Various amendments are due to be made to the Owners Corporation Act 2006 which will take effect from 1 December this year. The amendments are aimed at creating more transparency between Developer’s and their nominated Owners Corporation Manager. They are listed below.
Firstly, there will be five tiers of Owners Corporations (OC) that will be based on the number of residential lots within a development – each with differing obligations and potential exemptions.
Secondly, Developers will have an obligation to act in the best interest of the OC for a period of 10 years after registration of a plan of subdivision, rather than 5 years.
Thirdly, Developers will be obliged to disclose their relationship with the OC manager and any financial transactions or benefits of the relationship to the members.
Fourthly, Developers cannot initially appoint themselves or their associates as the OC Manager if they hold a majority vote amongst the owners of the lots, they must not cast a vote in respect of resolutions regarding defects.
Fifthly, if the OC has incurred additional costs due to a lot owner’s use of the lot and the set annual fee does not adequately cover these costs, an additional annual fee, including additional fees for excess insurance claims can be levied by the OC.
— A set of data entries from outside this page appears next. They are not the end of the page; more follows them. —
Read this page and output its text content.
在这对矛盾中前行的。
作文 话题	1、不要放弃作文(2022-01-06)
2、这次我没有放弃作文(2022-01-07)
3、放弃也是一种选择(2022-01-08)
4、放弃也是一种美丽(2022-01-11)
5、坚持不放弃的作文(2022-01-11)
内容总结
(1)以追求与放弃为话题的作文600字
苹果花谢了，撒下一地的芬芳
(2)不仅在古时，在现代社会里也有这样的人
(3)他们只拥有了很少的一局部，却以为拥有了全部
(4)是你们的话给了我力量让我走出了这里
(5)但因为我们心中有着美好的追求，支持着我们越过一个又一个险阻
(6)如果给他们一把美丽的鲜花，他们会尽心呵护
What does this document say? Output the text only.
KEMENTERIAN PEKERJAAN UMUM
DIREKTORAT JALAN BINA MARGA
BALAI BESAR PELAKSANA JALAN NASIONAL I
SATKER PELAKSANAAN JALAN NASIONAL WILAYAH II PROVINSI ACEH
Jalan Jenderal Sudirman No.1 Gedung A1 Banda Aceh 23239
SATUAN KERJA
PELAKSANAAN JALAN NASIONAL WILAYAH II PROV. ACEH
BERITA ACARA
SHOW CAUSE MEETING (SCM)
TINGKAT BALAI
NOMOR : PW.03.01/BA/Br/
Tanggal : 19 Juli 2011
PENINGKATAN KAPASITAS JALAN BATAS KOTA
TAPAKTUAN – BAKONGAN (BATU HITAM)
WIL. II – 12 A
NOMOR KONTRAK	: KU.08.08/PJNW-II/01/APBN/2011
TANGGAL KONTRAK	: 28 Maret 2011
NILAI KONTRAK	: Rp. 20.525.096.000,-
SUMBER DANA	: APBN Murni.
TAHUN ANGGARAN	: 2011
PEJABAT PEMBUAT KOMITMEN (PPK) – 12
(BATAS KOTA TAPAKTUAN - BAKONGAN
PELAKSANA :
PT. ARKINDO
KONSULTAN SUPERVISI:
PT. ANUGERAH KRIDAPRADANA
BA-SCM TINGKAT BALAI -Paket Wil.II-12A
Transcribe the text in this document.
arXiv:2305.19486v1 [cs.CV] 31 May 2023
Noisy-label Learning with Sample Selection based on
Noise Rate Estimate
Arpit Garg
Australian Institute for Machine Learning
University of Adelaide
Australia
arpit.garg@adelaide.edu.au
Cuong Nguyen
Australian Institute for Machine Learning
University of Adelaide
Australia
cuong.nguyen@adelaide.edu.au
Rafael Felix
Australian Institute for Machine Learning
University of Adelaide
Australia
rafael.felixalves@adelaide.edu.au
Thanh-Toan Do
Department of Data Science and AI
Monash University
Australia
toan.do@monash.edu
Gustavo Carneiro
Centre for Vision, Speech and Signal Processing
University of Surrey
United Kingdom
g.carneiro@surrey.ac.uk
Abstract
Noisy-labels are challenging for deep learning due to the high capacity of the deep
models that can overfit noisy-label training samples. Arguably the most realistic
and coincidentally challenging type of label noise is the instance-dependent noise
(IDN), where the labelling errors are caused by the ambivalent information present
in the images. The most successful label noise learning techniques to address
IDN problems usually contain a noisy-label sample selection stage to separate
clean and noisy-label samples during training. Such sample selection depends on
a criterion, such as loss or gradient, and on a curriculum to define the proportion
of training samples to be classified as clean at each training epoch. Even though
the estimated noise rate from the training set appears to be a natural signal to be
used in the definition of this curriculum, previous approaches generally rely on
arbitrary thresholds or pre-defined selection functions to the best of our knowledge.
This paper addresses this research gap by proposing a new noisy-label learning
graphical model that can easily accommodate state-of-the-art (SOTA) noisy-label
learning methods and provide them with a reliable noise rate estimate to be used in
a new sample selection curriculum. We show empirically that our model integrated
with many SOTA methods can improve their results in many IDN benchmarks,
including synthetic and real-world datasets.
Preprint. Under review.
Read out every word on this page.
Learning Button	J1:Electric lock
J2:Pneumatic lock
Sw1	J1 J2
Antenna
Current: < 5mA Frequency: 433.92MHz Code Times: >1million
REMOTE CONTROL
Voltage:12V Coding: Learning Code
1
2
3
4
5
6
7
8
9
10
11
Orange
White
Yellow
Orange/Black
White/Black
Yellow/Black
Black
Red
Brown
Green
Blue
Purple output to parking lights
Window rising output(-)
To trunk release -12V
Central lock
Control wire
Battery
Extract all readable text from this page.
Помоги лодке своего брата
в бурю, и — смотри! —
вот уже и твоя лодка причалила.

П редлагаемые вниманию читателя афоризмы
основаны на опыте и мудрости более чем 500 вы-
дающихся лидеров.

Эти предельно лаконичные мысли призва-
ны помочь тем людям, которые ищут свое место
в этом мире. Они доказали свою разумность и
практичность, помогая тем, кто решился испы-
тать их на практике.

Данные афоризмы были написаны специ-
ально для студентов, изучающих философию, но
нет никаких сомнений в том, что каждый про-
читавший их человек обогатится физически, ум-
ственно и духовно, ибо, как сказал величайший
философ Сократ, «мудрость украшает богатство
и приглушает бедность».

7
Sixthly, OC managers will be able to pass ‘interim resolutions when there are no votes against a resolution, but a special resolution is unable to be passed where there is low attendance at meetings.
Lastly, common seals are no longer required, and signatures of just two separate lot owners will suffice.
These additional obligations for Developers under the Amendment Act emphasise the importance of acting honestly and in the best interests of the OC.